Equating $f(x) = g(x)$ for $x \le 0$ and $x > 0$ ,

$\begin{aligned} x \le 0: \quad 1-x & = x^2 + 1 \\ x^2 + x & = 0 \\ x(x+1) & = 0 \end{aligned}$

$\implies f(-1) = g(-1) = 2$ , $f(0) = g(0) = 1$ , when $x<-1$ , $g(x) > f(x)$ and when $-1 < x < 0$ , $f(x) > g(x)$ .

Similarly,

$\begin{aligned} x > 0: \quad 1+x & = x^2 + 1 \\ x^2 - x & = 0 \\ x(x-1) & = 0 \end{aligned}$

$\implies f(0) = g(0) = 1$ , $f(1) = g(1) = 2$ , when $0 < x< 1$ , $g(x) < f(x)$ and when $x > 1$ , $f(x) < g(x)$ .

Therefore, $h(x) = \begin{cases} x^2 + 1 & \text{if } x < -1 \\ 1-x & \text{if } -1 < x < 0 \\ x^2 + 1 & \text{if } 0 < x < 1 \\ 1+x & \text{if } x > 1 \end{cases}$

There are three critical points at $x=-1,0,1$ .

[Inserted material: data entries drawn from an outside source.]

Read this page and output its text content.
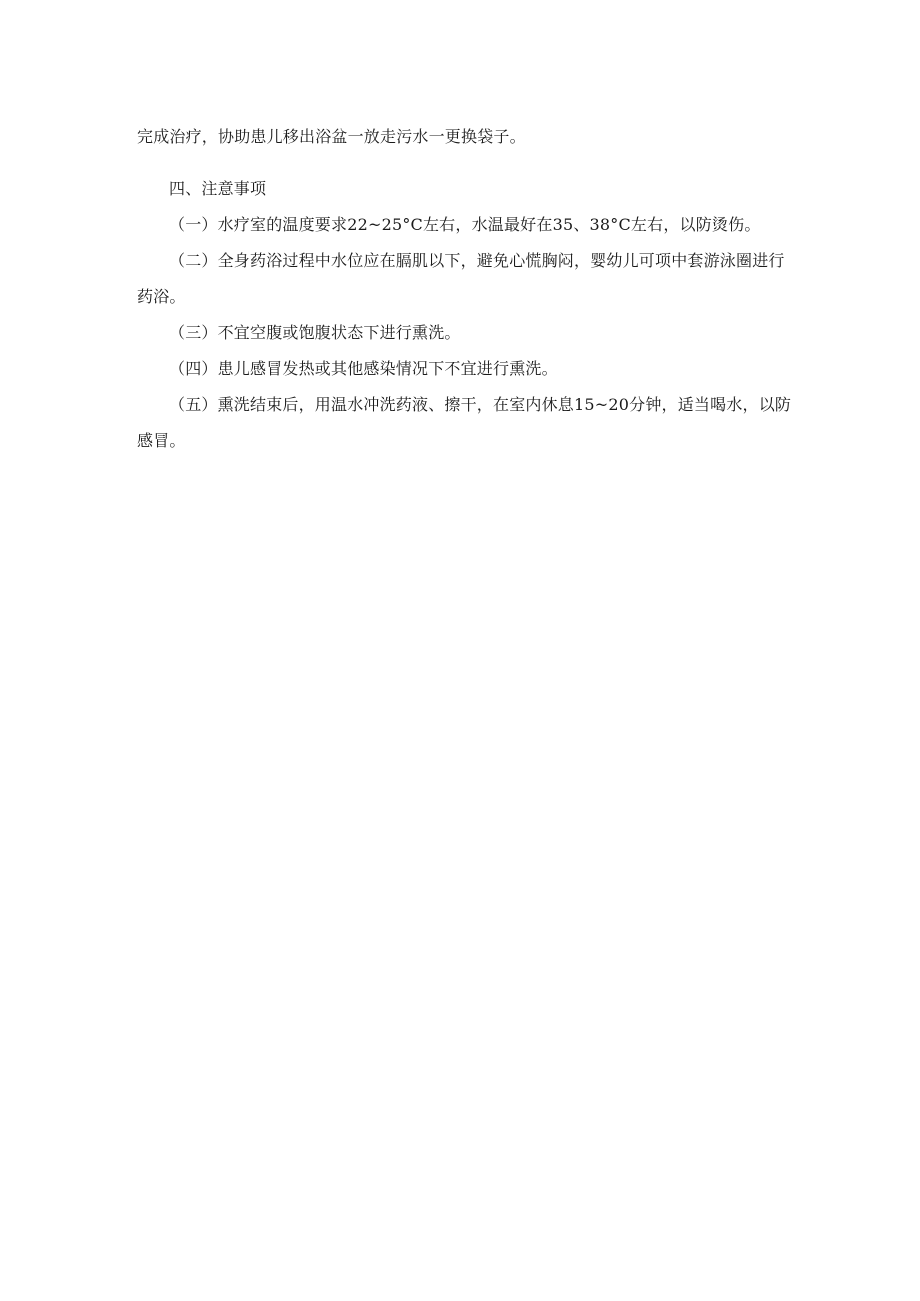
完成治疗，协助患儿移出浴盆一放走污水一更换袋子。

四、注意事项

（一）水疗室的温度要求22~25°C左右，水温最好在35、38°C左右，以防烫伤。

（二）全身药浴过程中水位应在膈肌以下，避免心慌胸闷，婴幼儿可项中套游泳圈进行药浴。

（三）不宜空腹或饱腹状态下进行熏洗。

（四）患儿感冒发热或其他感染情况下不宜进行熏洗。

（五）熏洗结束后，用温水冲洗药液、擦干，在室内休息15~20分钟，适当喝水，以防感冒。
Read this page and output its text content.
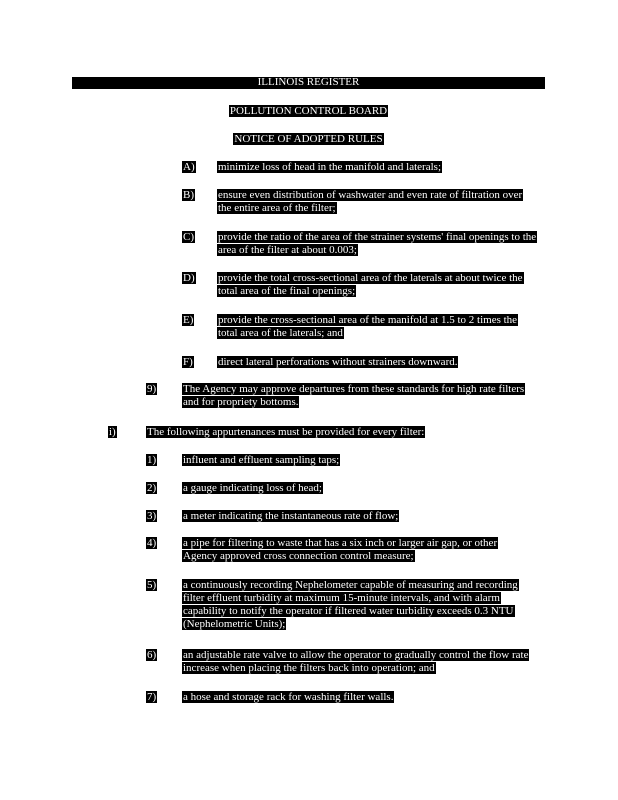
ILLINOIS REGISTER
POLLUTION CONTROL BOARD
NOTICE OF ADOPTED RULES
A) minimize loss of head in the manifold and laterals;
B) ensure even distribution of washwater and even rate of filtration over the entire area of the filter;
C) provide the ratio of the area of the strainer systems' final openings to the area of the filter at about 0.003;
D) provide the total cross-sectional area of the laterals at about twice the total area of the final openings;
E) provide the cross-sectional area of the manifold at 1.5 to 2 times the total area of the laterals; and
F) direct lateral perforations without strainers downward.
9) The Agency may approve departures from these standards for high rate filters and for propriety bottoms.
i)	The following appurtenances must be provided for every filter:
1) influent and effluent sampling taps;
2) a gauge indicating loss of head;
3) a meter indicating the instantaneous rate of flow;
4) a pipe for filtering to waste that has a six inch or larger air gap, or other Agency approved cross connection control measure;
5) a continuously recording Nephelometer capable of measuring and recording filter effluent turbidity at maximum 15-minute intervals, and with alarm capability to notify the operator if filtered water turbidity exceeds 0.3 NTU (Nephelometric Units);
6) an adjustable rate valve to allow the operator to gradually control the flow rate increase when placing the filters back into operation; and
7) a hose and storage rack for washing filter walls.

Since $\begin{cases} x = -1 & \implies \begin{cases} f'(-1) = -1 \\ g'(-1) = -2 \end{cases} & \implies f'(-1) \ne g'(-1) & \text{Not differentiable} \\ x = 0 & \implies \begin{cases} f'(0) = -1 \\ g'(0) = 0 \end{cases} & \implies f'(0) \ne g'(0) & \text{Not differentiable} \\ x = 1 & \implies \begin{cases} f'(1) = 1 \\ g'(1) = 2 \end{cases} & \implies f'(1) \ne g'(1) & \text{Not differentiable} \end{cases}$

Therefore, there are $\boxed{3}$ points at which $h(x)$ is not differentiable.